Platform Administration and Architecture

Limiting exposure of personal data

Abstract

Guide to the places where personal data can be found in your Sitecore implementation.

Warning

This Privacy Guide provides technical guidance on how your developers can choose to configure your Sitecore product implementation to support you on your data privacy compliance journey. This guide does not provide exhaustive guidance, and should not be construed or used as legal advice about the content, interpretation, or application of any law or regulation. You, the customer, will always be in the best position to assess your own risks, and must seek your own legal counsel to understand the applicability of any law or regulation to your business, including how you process personal data. Your resulting implementation is based entirely on your own configuration choices.

In addition to securing the platform and complying with GDPR data rights, it is recommended that you review the spread of personal data throughout your implementation. Use the following list as a starting point.

Marking facets as [PIISensitive]

Make sure that any custom contact facets with personal data are marked [PIISensitive] - these facets are cleared when the right to be forgotten is executed.

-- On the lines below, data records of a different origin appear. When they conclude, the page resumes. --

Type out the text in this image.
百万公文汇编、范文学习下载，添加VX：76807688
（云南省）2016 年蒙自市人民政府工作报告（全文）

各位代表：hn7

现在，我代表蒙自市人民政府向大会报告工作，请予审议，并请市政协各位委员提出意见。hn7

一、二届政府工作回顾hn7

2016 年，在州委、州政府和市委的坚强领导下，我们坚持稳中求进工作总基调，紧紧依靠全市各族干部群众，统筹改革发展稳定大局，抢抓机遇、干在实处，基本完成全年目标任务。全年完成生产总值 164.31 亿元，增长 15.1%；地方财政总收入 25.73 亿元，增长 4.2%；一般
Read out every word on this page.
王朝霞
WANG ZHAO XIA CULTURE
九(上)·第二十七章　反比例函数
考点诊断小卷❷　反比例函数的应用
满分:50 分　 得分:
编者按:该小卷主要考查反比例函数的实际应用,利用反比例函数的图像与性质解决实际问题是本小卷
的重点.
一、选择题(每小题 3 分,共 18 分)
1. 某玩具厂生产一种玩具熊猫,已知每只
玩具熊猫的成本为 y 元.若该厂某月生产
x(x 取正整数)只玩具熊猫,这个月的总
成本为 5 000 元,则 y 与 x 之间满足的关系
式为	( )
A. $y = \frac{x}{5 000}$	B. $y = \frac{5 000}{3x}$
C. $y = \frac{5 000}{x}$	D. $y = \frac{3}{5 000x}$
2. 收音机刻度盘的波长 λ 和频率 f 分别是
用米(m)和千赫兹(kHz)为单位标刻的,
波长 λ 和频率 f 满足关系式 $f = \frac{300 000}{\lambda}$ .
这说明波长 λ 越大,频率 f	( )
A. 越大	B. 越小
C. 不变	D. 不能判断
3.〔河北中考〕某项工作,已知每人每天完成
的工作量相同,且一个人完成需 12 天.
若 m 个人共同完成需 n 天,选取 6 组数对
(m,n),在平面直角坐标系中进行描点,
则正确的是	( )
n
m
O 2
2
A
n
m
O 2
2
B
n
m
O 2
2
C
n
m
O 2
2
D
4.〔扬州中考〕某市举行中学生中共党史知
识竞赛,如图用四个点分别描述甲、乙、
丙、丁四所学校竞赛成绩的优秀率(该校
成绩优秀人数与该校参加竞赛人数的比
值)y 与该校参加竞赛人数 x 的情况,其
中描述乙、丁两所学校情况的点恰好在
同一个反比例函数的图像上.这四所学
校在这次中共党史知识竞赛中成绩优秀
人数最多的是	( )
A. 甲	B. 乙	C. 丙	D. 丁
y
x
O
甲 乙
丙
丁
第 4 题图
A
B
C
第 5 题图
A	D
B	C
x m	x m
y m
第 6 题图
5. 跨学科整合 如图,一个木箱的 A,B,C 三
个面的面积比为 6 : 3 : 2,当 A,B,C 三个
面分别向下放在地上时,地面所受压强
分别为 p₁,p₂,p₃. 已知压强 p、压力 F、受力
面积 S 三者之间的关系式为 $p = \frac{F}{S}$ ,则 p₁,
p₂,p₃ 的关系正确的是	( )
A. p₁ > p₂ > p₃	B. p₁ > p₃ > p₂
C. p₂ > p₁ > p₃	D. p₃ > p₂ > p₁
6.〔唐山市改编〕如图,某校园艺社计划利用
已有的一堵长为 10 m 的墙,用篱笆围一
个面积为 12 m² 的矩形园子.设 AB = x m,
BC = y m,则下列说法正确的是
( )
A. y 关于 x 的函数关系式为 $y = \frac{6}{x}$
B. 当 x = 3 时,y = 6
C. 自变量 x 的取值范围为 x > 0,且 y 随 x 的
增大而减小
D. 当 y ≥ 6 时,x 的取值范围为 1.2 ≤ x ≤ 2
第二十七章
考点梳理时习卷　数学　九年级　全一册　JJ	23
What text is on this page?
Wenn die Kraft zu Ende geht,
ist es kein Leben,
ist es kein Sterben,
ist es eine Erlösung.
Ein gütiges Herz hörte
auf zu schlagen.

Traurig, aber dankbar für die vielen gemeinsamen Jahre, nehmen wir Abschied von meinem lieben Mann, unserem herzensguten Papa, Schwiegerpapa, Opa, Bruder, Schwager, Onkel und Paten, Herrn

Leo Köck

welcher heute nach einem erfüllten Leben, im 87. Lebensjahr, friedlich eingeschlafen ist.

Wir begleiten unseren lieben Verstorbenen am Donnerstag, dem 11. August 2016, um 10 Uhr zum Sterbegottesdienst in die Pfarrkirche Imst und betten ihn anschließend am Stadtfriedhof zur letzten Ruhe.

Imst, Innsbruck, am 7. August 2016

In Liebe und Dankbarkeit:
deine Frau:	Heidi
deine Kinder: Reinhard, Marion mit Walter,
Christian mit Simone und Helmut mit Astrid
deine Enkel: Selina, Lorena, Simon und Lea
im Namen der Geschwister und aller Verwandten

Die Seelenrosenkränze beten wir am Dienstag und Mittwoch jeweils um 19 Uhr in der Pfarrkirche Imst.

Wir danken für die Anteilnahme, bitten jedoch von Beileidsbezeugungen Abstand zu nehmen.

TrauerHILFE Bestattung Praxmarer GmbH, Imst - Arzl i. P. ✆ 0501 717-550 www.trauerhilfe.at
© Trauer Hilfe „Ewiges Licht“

Indexing of data marked PIISensitive

By default, contact facets marked [PIISensitive] are not indexed. This means that sensitive personal data is not stored in the xDB index. Be wary of enabling the indexing of PII sensitive data, unless it is absolutely necessary.

Personal data in logs

You may choose to exclude personal data from logging that you perform in your code - for example, when a visitor logs in or registers, you might exclude their email address or other personal data from the log entry.

Note

If you must log a reference to a contact for debugging reasons, you may consider using the alias identifier rather than the contact ID. The alias identifier is deleted when the right to be forgotten is executed, thereby severing the link between contact and log entry. This assumes that the storage and lifetime of your logs comply with legislation.

Excluding personal data from EXM logs

In Sitecore 9.0 Update-1 and later, you can use the following configuration setting to include or exclude personal data in the EXM logs:

  <setting name="EXM.IncludePIIinLogFiles" value="false"/>

Personal data is excluded from the logs by default.

Limiting personal data loaded into session

Use configuration to limit which facets containing personal data are loaded into session. This reduces the amount of personal data that is stored in the Shared Session State Store for the duration of a contact’s session.

Contact IDs in external systems

You may choose not to expose contact IDs in external systems or expose them in interfaces or URLs.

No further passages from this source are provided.